Back at the station, Dexter has planted Fowler’s wallet in the pickup truck and Fowler becomes Miami Metro’s prime suspect. Harman identifies Fowler as one of Chase’s stalkers, which explains why he might have been driving the truck. Out in the car after questioning, Chase turns to his sidekick and says, “You finally did something right, steering the cops towards Boyd, very smart.” The look on Harman’s face suggests this kind of praise is like a drug for him, but he can’t accept it. “It wasn’t me,” he responds. There is clearly some kind of servant/master relationship going on here. Is this how Chase manipulated all of Lumen’s attackers? Woo a bunch of ego-less, sad-sack dudes with violent tendencies, fill their minds with some self-help bullshit about seizing what you want in life, and next thing you know you have your own little blonde-hunting army? Ick.

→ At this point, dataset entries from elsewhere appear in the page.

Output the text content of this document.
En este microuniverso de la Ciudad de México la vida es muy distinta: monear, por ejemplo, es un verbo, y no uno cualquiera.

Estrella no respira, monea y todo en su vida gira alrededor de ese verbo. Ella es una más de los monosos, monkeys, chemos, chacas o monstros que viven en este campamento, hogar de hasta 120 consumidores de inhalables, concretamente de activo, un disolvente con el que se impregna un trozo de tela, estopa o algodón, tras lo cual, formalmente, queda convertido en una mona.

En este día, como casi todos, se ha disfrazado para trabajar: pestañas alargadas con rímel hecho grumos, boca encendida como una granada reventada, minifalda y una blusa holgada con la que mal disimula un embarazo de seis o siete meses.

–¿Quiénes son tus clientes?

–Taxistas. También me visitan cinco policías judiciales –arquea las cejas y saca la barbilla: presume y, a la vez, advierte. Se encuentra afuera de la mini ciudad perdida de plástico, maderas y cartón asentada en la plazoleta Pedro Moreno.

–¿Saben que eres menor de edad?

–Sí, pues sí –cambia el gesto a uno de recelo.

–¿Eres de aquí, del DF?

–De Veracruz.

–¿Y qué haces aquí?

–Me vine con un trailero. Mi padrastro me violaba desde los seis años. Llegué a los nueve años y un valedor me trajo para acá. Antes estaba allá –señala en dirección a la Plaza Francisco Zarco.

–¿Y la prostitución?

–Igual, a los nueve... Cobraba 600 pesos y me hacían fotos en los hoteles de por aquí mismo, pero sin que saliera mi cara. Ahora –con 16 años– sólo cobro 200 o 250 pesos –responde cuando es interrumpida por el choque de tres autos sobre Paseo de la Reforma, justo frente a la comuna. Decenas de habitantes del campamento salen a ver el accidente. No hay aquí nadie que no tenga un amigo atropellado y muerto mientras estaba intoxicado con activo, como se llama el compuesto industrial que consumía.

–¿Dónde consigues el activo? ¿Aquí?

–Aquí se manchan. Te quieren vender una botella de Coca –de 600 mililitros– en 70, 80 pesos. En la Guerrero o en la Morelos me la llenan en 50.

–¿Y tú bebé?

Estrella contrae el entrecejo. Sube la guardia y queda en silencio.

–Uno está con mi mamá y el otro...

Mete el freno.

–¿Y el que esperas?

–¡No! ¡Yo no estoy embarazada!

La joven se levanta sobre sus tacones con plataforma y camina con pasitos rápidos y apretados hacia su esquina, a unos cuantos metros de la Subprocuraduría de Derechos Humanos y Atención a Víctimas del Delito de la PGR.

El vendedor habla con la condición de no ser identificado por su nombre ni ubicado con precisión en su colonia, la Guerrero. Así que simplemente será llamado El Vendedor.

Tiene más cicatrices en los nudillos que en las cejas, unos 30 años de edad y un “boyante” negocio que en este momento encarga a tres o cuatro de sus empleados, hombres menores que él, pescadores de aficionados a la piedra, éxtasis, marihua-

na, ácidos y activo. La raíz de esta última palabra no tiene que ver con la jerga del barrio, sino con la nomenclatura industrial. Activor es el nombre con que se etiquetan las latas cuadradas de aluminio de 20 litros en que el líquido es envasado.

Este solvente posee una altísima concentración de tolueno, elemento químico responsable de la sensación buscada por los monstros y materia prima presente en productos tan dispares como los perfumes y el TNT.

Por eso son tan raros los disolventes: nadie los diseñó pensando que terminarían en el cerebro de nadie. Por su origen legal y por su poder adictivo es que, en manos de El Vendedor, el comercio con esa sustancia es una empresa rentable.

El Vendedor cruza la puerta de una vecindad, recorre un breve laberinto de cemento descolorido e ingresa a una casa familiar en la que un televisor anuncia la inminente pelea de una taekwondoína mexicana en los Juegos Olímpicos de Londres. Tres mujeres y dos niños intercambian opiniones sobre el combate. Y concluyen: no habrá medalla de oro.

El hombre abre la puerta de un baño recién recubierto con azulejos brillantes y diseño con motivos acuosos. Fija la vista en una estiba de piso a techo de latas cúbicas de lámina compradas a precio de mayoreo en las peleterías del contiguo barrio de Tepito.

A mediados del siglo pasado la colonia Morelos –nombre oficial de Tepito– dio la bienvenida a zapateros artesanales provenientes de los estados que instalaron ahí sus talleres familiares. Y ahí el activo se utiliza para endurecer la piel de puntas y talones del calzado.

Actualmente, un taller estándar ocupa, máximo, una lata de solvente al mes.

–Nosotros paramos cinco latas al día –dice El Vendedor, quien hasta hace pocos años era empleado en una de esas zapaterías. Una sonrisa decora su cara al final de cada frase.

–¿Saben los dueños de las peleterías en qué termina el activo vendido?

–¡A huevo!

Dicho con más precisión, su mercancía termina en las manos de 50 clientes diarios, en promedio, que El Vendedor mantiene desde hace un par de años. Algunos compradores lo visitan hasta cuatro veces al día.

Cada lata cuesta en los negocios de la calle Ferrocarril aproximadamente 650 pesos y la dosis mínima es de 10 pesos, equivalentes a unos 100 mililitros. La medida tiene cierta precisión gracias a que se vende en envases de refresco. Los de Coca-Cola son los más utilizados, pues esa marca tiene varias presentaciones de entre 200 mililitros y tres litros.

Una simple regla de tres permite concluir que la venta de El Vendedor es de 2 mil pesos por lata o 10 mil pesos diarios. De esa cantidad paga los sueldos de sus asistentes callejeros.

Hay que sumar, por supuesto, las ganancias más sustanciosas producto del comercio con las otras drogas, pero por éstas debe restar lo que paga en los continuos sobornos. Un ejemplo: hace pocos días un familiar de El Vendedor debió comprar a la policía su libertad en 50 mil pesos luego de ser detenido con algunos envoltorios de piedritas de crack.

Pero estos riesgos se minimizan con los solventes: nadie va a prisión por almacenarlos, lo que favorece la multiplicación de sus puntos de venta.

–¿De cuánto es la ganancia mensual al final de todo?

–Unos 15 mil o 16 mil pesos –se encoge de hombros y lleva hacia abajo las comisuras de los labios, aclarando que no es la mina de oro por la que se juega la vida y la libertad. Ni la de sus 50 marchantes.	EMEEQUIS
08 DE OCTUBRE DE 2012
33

This episode leaves several of our major characters in tenuous positions. LaGuerta is in serious trouble at work. Her Club Mayan operation went horribly wrong; a Miami Metro informant, Yasmine, was shot and killed, as was one of the Fuentes brothers. Civilians were wounded. It was a mess. One she’s responsible for. Who would replace her if she gets the ax? Deb is falling, once again, for a super shady dude, just as her career is taking off. Will the thing with Quinn derail her? And Dexter is aligning himself with a girl he barely knows who is in a state of PTSD-fueled bloodlust. I’m worried. And really psyched for next Sunday.